Der Studienabschluss von Andrej Kasakov fiel mit der beginnenden Perestrojka zusammen. Als junger Maler wurde er Mitglied des Verbandes der Künstler der UdSSR und erhielt staatliche Aufträge. Ab 1988 war es ihm möglich, Studienreisen ins Ausland zu unternehmen. Für den jungen Russen bedeutete dies die lange ersehnte Öffnung eines Tores zur Außenwelt. Er besuchte Portugal, Belgien und die Niederlande wie auch Ostdeutschland und die USA. Im Jahr 1992 reiste er zur Expo-92 ins spanische Sevilla. Wenig später kam er zum ersten Mal nach Österreich und hielt sich längere Zeit in Villach auf. Sein Studienaufenthalt wurde durch die großzügige Förderung seitens einiger Kärntner Kunstfreunde ermöglicht. In Österreich lebend, malte und zeichnete Andrej Kasakov unter anderem Porträts von hier lebenden bekannten Persönlichkeiten, die in einer viel beachteten Ausstellung gezeigt wurden.

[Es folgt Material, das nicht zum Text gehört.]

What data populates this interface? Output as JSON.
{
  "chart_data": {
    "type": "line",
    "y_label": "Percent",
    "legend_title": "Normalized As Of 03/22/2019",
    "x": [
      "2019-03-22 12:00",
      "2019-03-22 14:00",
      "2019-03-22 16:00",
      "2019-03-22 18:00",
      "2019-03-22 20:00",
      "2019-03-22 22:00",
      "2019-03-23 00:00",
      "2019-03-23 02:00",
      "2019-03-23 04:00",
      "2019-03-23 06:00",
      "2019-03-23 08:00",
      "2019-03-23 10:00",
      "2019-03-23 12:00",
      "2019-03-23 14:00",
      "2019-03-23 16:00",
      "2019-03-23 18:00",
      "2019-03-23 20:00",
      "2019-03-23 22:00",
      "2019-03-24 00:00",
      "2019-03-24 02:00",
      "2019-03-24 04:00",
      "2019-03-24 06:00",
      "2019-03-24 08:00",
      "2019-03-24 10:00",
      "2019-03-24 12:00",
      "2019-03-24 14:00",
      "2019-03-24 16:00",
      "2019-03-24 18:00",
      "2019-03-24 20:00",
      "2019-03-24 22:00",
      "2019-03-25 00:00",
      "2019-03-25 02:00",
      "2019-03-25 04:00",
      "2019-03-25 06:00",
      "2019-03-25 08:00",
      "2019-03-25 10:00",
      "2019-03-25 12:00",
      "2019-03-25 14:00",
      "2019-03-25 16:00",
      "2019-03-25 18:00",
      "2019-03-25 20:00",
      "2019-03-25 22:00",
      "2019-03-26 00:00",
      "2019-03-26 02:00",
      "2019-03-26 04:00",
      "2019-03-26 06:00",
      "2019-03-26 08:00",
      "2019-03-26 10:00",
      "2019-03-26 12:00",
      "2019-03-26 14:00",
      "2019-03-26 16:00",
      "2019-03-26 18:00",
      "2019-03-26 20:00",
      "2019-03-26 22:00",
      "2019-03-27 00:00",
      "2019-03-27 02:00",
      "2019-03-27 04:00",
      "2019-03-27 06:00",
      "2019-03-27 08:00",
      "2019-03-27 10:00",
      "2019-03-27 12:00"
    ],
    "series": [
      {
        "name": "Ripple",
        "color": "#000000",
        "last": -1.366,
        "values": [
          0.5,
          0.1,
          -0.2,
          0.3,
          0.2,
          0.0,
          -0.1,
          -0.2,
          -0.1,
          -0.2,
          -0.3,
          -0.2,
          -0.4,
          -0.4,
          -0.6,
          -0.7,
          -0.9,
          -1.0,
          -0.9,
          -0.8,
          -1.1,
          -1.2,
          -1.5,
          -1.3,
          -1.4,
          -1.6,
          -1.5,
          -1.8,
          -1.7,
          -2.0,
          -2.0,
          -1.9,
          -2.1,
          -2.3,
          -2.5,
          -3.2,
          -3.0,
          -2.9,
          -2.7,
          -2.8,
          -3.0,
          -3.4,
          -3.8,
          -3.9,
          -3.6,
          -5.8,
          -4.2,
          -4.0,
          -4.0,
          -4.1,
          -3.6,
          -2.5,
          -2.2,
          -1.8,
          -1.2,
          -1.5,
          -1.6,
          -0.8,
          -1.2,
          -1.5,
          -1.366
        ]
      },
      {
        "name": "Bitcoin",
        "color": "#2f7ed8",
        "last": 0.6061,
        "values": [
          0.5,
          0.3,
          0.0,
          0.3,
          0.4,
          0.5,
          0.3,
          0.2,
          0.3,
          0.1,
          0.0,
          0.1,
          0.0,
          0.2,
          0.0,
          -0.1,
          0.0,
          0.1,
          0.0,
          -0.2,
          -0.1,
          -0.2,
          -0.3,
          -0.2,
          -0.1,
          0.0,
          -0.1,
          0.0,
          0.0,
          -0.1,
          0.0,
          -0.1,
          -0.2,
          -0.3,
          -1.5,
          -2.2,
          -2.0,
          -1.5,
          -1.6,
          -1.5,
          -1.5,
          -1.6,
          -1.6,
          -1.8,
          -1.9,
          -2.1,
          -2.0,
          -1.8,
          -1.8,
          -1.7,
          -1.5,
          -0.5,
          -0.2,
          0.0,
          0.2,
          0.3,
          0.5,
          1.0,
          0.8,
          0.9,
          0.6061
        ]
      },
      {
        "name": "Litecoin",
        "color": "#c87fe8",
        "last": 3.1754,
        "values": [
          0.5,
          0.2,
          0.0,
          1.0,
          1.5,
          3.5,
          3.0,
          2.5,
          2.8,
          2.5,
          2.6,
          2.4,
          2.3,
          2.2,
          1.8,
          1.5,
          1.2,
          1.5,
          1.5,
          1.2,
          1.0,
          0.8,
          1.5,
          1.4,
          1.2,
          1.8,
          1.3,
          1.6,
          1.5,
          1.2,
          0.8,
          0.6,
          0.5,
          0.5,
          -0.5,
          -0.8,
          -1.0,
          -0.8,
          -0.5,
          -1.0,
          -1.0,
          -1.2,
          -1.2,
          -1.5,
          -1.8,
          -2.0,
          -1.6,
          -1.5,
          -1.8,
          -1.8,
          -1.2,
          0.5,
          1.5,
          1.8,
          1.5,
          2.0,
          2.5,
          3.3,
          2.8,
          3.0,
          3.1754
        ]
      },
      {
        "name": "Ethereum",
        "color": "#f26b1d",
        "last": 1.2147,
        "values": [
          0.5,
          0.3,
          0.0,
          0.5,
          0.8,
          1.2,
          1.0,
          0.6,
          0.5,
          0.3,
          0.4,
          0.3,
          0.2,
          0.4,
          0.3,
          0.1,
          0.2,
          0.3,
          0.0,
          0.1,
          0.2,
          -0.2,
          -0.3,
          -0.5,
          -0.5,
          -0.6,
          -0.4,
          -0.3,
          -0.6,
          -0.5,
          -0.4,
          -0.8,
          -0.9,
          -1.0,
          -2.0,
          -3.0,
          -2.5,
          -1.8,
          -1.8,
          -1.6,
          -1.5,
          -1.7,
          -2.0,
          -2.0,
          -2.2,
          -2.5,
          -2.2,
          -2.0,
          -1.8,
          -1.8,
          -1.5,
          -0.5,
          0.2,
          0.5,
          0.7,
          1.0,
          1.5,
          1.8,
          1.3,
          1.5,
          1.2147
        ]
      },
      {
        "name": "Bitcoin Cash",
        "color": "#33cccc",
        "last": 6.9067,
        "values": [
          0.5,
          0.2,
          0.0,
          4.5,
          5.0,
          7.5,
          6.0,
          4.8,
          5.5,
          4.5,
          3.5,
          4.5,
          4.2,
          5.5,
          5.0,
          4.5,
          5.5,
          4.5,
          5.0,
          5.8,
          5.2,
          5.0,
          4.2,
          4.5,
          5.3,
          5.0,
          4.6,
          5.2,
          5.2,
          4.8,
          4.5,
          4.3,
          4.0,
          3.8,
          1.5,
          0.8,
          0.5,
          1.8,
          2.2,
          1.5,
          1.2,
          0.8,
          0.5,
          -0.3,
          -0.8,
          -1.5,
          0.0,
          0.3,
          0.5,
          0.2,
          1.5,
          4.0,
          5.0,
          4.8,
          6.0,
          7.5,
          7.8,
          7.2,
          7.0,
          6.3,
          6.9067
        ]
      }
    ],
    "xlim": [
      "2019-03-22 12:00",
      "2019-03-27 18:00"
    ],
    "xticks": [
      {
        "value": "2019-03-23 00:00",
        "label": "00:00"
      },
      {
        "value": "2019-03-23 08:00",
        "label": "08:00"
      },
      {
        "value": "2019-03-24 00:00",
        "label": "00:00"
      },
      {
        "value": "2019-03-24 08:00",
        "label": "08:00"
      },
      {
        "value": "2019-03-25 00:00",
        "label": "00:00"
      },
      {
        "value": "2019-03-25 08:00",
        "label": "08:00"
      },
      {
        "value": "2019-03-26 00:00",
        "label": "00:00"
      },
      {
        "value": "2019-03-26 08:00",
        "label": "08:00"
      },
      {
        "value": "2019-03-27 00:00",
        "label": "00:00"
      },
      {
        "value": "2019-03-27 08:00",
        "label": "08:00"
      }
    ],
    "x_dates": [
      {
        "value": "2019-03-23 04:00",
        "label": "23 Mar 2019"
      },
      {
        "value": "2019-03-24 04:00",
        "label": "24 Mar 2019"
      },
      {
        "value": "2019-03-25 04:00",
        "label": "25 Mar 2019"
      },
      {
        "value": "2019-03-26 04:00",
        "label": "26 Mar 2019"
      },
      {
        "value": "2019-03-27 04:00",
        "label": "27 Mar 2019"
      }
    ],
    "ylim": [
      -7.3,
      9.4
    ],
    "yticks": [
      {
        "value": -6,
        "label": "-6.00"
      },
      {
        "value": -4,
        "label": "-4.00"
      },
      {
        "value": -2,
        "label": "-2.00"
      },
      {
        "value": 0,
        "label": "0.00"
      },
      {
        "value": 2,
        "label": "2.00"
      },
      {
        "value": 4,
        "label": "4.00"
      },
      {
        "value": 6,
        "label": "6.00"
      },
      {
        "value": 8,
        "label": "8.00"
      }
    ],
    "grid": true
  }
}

Die nächsten Jahre verbrachte der Maler jeweils zur Hälfte in Österreich und in der UdSSR. Dort hatte die noch unvollendete Perestrojka wie auch die problematische Politik des neuen russischen Präsidenten Jelzin das Land in eine höchst brisante Lage versetzt. Dieser Situation fielen etliche bekannte Künstler der älteren Generation und zahlreiche prominente Träger der Wissenschaft und Kultur zum Opfer. Zu den Betroffenen zählte der in den Jahren davor mit höchsten staatlichen Auszeichnungen bedachte Vater Boris Kasakov, der trotz seiner einstigen Wertschätzung als „Verdienter Künstler der UdSSR“ durch die eingetretene Inflation alles Ersparte verloren hatte und nun mit einer kläglichen Monatspension sein Dasein fristete. Doch auch die jüngeren Maler, Bildhauer, Musiker, Sportler oder Wissenschafter kämpften um ihre wirtschaftliche Existenz.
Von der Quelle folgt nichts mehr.